Statistik terkini menggambarkan betapa sulitnya periode yang tengah dilalui Tunisia. Dalam delapan pertandingan internasional terakhir di semua kompetisi, mereka hanya mampu meraih satu kemenangan, dengan catatan dua hasil imbang dan lima kekalahan. Situasi semakin mengkhawatirkan mengingat dalam tiga pertandingan terakhir, Tunisia selalu menderita kekalahan, dengan total kebobolan sebelas gol dan hanya mampu mencetak satu gol balasan. Angka-angka ini menyoroti kerapuhan pertahanan dan tumpulnya lini serang mereka.
Meskipun demikian, sejarah mencatat bahwa Tunisia memiliki memori positif saat berjumpa dengan Jepang.
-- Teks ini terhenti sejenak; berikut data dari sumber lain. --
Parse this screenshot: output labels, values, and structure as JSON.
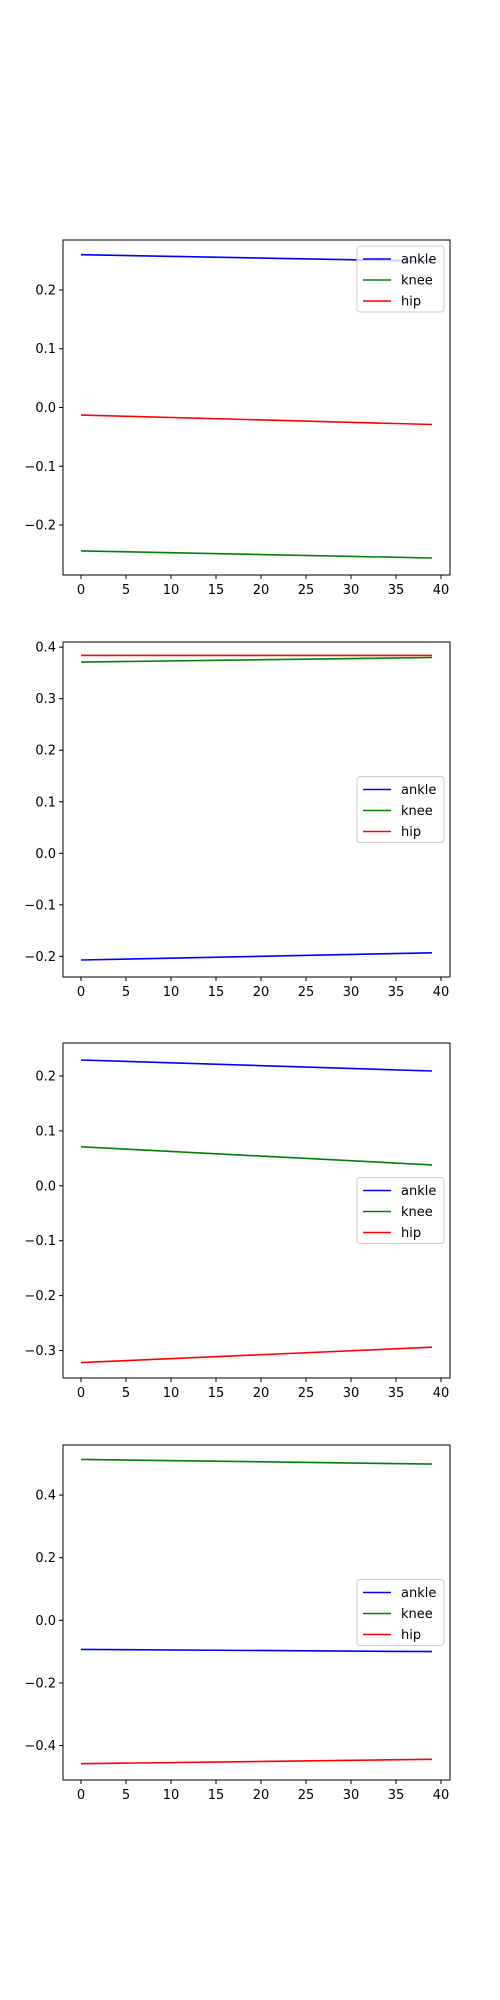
{
  "chart_data": [
    {
      "type": "line",
      "title": "",
      "xlabel": "",
      "ylabel": "",
      "xlim": [
        -2,
        41
      ],
      "ylim": [
        -0.285,
        0.285
      ],
      "xticks": [
        0,
        5,
        10,
        15,
        20,
        25,
        30,
        35,
        40
      ],
      "yticks": [
        -0.2,
        -0.1,
        0.0,
        0.1,
        0.2
      ],
      "ytick_labels": [
        "−0.2",
        "−0.1",
        "0.0",
        "0.1",
        "0.2"
      ],
      "legend_position": "top-right",
      "series": [
        {
          "name": "ankle",
          "color": "#0000ff",
          "x": [
            0,
            39
          ],
          "y": [
            0.26,
            0.249
          ]
        },
        {
          "name": "knee",
          "color": "#008000",
          "x": [
            0,
            39
          ],
          "y": [
            -0.244,
            -0.256
          ]
        },
        {
          "name": "hip",
          "color": "#ff0000",
          "x": [
            0,
            39
          ],
          "y": [
            -0.013,
            -0.029
          ]
        }
      ]
    },
    {
      "type": "line",
      "title": "",
      "xlabel": "",
      "ylabel": "",
      "xlim": [
        -2,
        41
      ],
      "ylim": [
        -0.24,
        0.41
      ],
      "xticks": [
        0,
        5,
        10,
        15,
        20,
        25,
        30,
        35,
        40
      ],
      "yticks": [
        -0.2,
        -0.1,
        0.0,
        0.1,
        0.2,
        0.3,
        0.4
      ],
      "ytick_labels": [
        "−0.2",
        "−0.1",
        "0.0",
        "0.1",
        "0.2",
        "0.3",
        "0.4"
      ],
      "legend_position": "center-right",
      "series": [
        {
          "name": "ankle",
          "color": "#0000ff",
          "x": [
            0,
            39
          ],
          "y": [
            -0.207,
            -0.193
          ]
        },
        {
          "name": "knee",
          "color": "#008000",
          "x": [
            0,
            39
          ],
          "y": [
            0.371,
            0.38
          ]
        },
        {
          "name": "hip",
          "color": "#ff0000",
          "x": [
            0,
            39
          ],
          "y": [
            0.384,
            0.384
          ]
        }
      ]
    },
    {
      "type": "line",
      "title": "",
      "xlabel": "",
      "ylabel": "",
      "xlim": [
        -2,
        41
      ],
      "ylim": [
        -0.35,
        0.26
      ],
      "xticks": [
        0,
        5,
        10,
        15,
        20,
        25,
        30,
        35,
        40
      ],
      "yticks": [
        -0.3,
        -0.2,
        -0.1,
        0.0,
        0.1,
        0.2
      ],
      "ytick_labels": [
        "−0.3",
        "−0.2",
        "−0.1",
        "0.0",
        "0.1",
        "0.2"
      ],
      "legend_position": "center-right",
      "series": [
        {
          "name": "ankle",
          "color": "#0000ff",
          "x": [
            0,
            39
          ],
          "y": [
            0.229,
            0.209
          ]
        },
        {
          "name": "knee",
          "color": "#008000",
          "x": [
            0,
            39
          ],
          "y": [
            0.071,
            0.038
          ]
        },
        {
          "name": "hip",
          "color": "#ff0000",
          "x": [
            0,
            39
          ],
          "y": [
            -0.322,
            -0.294
          ]
        }
      ]
    },
    {
      "type": "line",
      "title": "",
      "xlabel": "",
      "ylabel": "",
      "xlim": [
        -2,
        41
      ],
      "ylim": [
        -0.51,
        0.56
      ],
      "xticks": [
        0,
        5,
        10,
        15,
        20,
        25,
        30,
        35,
        40
      ],
      "yticks": [
        -0.4,
        -0.2,
        0.0,
        0.2,
        0.4
      ],
      "ytick_labels": [
        "−0.4",
        "−0.2",
        "0.0",
        "0.2",
        "0.4"
      ],
      "legend_position": "center-right",
      "series": [
        {
          "name": "ankle",
          "color": "#0000ff",
          "x": [
            0,
            39
          ],
          "y": [
            -0.093,
            -0.1
          ]
        },
        {
          "name": "knee",
          "color": "#008000",
          "x": [
            0,
            39
          ],
          "y": [
            0.514,
            0.499
          ]
        },
        {
          "name": "hip",
          "color": "#ff0000",
          "x": [
            0,
            39
          ],
          "y": [
            -0.458,
            -0.444
          ]
        }
      ]
    }
  ]
}
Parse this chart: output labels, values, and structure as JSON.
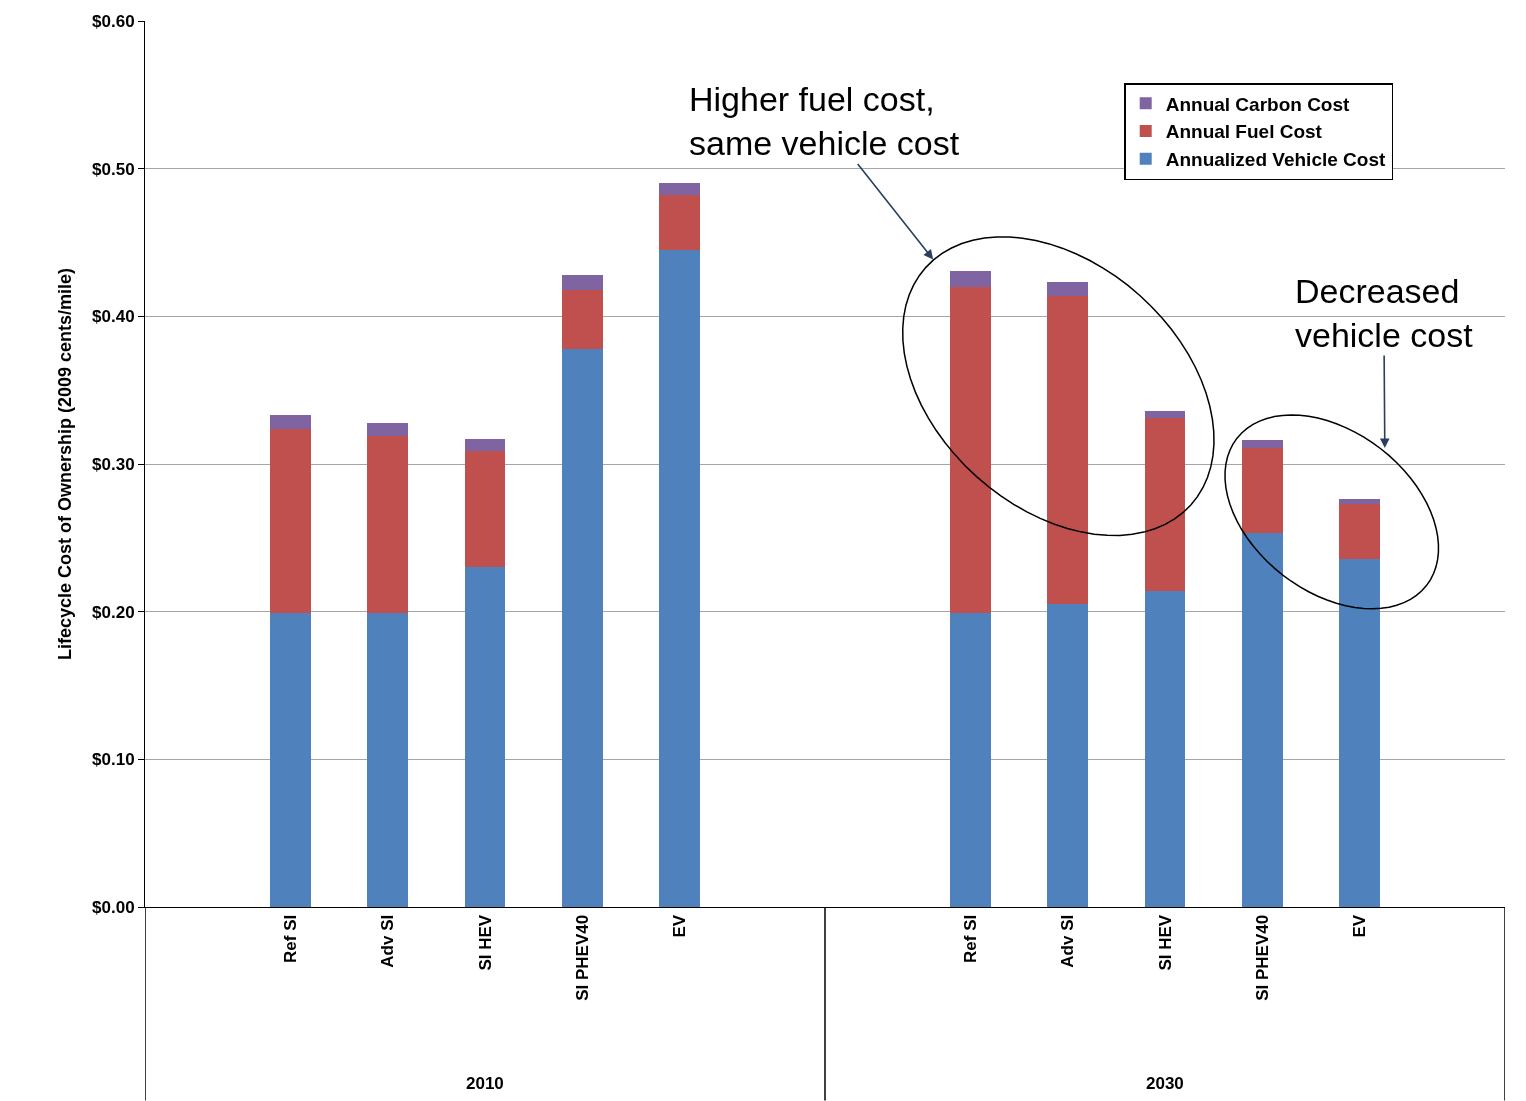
{
  "chart_data": {
    "type": "bar",
    "stacked": true,
    "categories": [
      null,
      "Ref SI",
      "Adv SI",
      "SI HEV",
      "SI PHEV40",
      "EV",
      null,
      null,
      "Ref SI",
      "Adv SI",
      "SI HEV",
      "SI PHEV40",
      "EV",
      null
    ],
    "series": [
      {
        "name": "Annualized Vehicle Cost",
        "color": "#4f81bd",
        "values": [
          null,
          0.199,
          0.199,
          0.23,
          0.378,
          0.445,
          null,
          null,
          0.199,
          0.205,
          0.214,
          0.253,
          0.236,
          null
        ]
      },
      {
        "name": "Annual Fuel Cost",
        "color": "#c0504d",
        "values": [
          null,
          0.125,
          0.12,
          0.079,
          0.04,
          0.037,
          null,
          null,
          0.221,
          0.209,
          0.117,
          0.058,
          0.037,
          null
        ]
      },
      {
        "name": "Annual Carbon Cost",
        "color": "#8064a2",
        "values": [
          null,
          0.009,
          0.009,
          0.008,
          0.01,
          0.008,
          null,
          null,
          0.011,
          0.009,
          0.005,
          0.005,
          0.003,
          null
        ]
      }
    ],
    "ylabel": "Lifecycle Cost of Ownership (2009 cents/mile)",
    "ylim": [
      0,
      0.6
    ],
    "yticks": [
      {
        "value": 0,
        "label": "$0.00"
      },
      {
        "value": 0.1,
        "label": "$0.10"
      },
      {
        "value": 0.2,
        "label": "$0.20"
      },
      {
        "value": 0.3,
        "label": "$0.30"
      },
      {
        "value": 0.4,
        "label": "$0.40"
      },
      {
        "value": 0.5,
        "label": "$0.50"
      },
      {
        "value": 0.6,
        "label": "$0.60"
      }
    ],
    "annotations": [
      "Higher fuel cost,\nsame vehicle cost",
      "Decreased\nvehicle cost",
      "2010",
      "2030"
    ],
    "grid": "y",
    "legend": "top right"
  }
}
Mereka pernah menorehkan kemenangan meyakinkan 3-0 atas Samurai Biru dalam turnamen Kirin Cup pada tahun 2022. Meski kemenangan tersebut terjadi dalam konteks yang berbeda dan kondisi tim yang mungkin tidak seburuk sekarang, hasil itu bisa menjadi sedikit suntikan motivasi bahwa mereka memiliki potensi untuk mengalahkan Jepang.
Jepang Mengincar Tiga Poin untuk Membuka Jalan ke Babak Gugur
Di sisi lawan, Jepang datang dengan ambisi besar. Hasil imbang 2-2 melawan Belanda menunjukkan kapasitas mereka untuk bersaing dengan tim-tim papan atas. Satu poin dari pertandingan tersebut menjadi pondasi yang kokoh untuk membangun momentum menuju babak gugur. Kemenangan atas Tunisia menjadi target mutlak bagi Jepang untuk memperkuat posisi mereka di Grup F dan membuka lebar jalan menuju fase selanjutnya. Mereka tentu tidak ingin menyia-nyiakan kesempatan menghadapi tim yang sedang dalam kondisi labil.
Pelatih Moriyasu diperkirakan akan menurunkan skuad terbaiknya, memanfaatkan kecepatan dan kedisiplinan yang menjadi ciri khas permainan Samurai Biru. Mereka akan berusaha mengeksploitasi kelemahan pertahanan Tunisia yang terlihat rapuh, sembari tetap mewaspadai potensi kejutan dari tim yang baru saja berganti pelatih. Perpaduan antara pengalaman para pemain senior dan energi dari talenta muda Jepang akan menjadi kunci dalam upaya mereka meraih poin penuh.
Pertandingan ini diprediksi akan berjalan dengan intensitas tinggi. Tunisia, di bawah arahan Renard, pasti akan bermain dengan semangat baru dan determinasi untuk membuktikan bahwa mereka belum menyerah. Renard diharapkan mampu menanamkan mentalitas pemenang yang pernah ia tunjukkan di tim-tim sebelumnya. Sementara itu, Jepang akan berupaya untuk tampil dominan, menjaga fokus, dan mengkonversi peluang menjadi gol demi mengamankan tiket ke babak 16 besar. Duel di Estadio Monterrey tidak hanya menjadi saksi pertarungan di lapangan hijau, tetapi juga menjadi penentu arah bagi kedua tim di Piala Dunia 2026.